There are 25 characters, each of which has 36 possible values. So 36^25 possibilities, and log2(36^25) = 129.2. There are basically 129 bits of entropy in there, so good luck bruteforcing it.
This makes me think of a shareware app (I think an icon editor) for Windows 3.1 back in 1994 or so... I could find a valid registration key by entering random numbers by hand in around 2 minutes. And I wasn't lucky as I tried and succeeded several times ;-) But the rule (figured out after I had 10 or so valid keys) was simple maths with the digits, no crypto behind.
> There are 25 characters, each of which has 36 possible values. So 36^25 possibilities, and log2(36^25) = 129.2. There are basically 129 bits of entropy in there, so good luck bruteforcing it.
Kinda depends what is encrypted there. If it is just "magic number + SKU + licence ID" and there is no online check whether that combination is valid then you're "just" trying to hit one that's valid and that cuts few bits off equation as there is spectrum of keys that will be valid but not generated by Microsoft.
Not if their cryptography is done properly. Cryptosystems are designed to maintain their security even if the complete algorithm is known to the adversary. You'll commonly see this phrased as "don't rely on security through obscurity".
Which doesn't mean you shouldn't also use obscurity. NIST recommends it [1], and the industry widely uses it.

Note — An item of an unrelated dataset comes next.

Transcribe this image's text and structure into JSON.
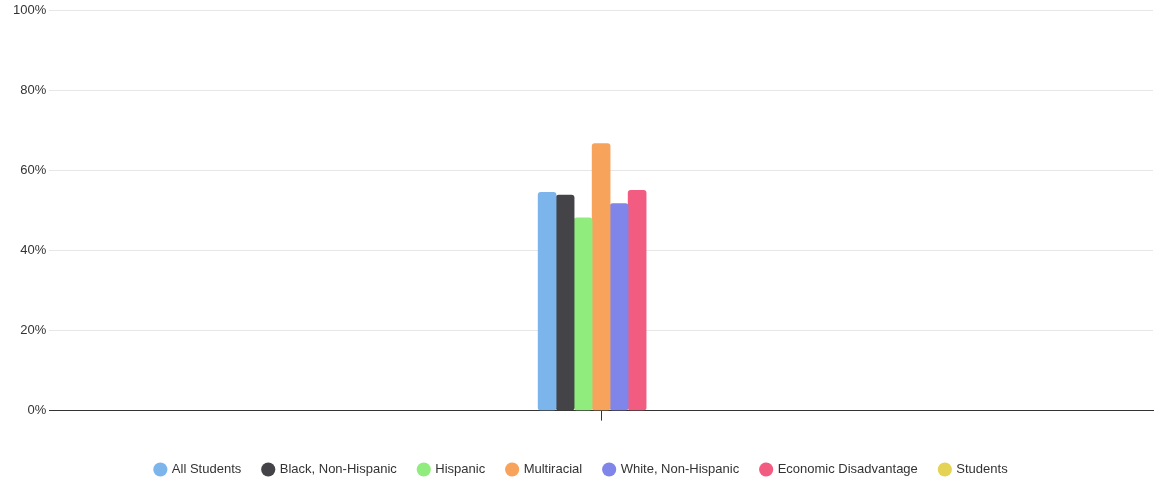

In practice "don't rely on obscurity" usually means "have enough security besides obscurity to give you a grace period to switch out the obscurity". That's for whole systems, you might get away with people knowing you use standardized primitives like AES.
Everything we know about the subject of this discussion (windows product key validation) comes from reverse engineering the relevant DLLs because none of it has been discussed publicly. I think MS is probably of a similar opinion regarding publishing unnecessary details.
if it's not obscure enough that it will be found, then you are correct.
but what's more secure than a password that you don't know? not knowing there is a password in the first place. if the answer is never found, how can it be insecure? I dub this schrodinger's security.
This persisted for longer than it should have on Windows! I remember on Windows XP Home Edition, you could just press Ctrl Alt Delete to drop to the classic winlogon.exe screen and then log in as "Administrator" with no password!
By that time, though, Microsoft had implemented product activation. To my knowledge, no one ever cracked the telephone activation algorithm. That is, there were no tools to get a confirmation ID from an install ID. At the very least, no tools were ever made widely available, and don't seem to be even to this day. I suppose there wasn't a lot of need, since pirates just distributed volume licenced versions that did not require product activation (FCKGW).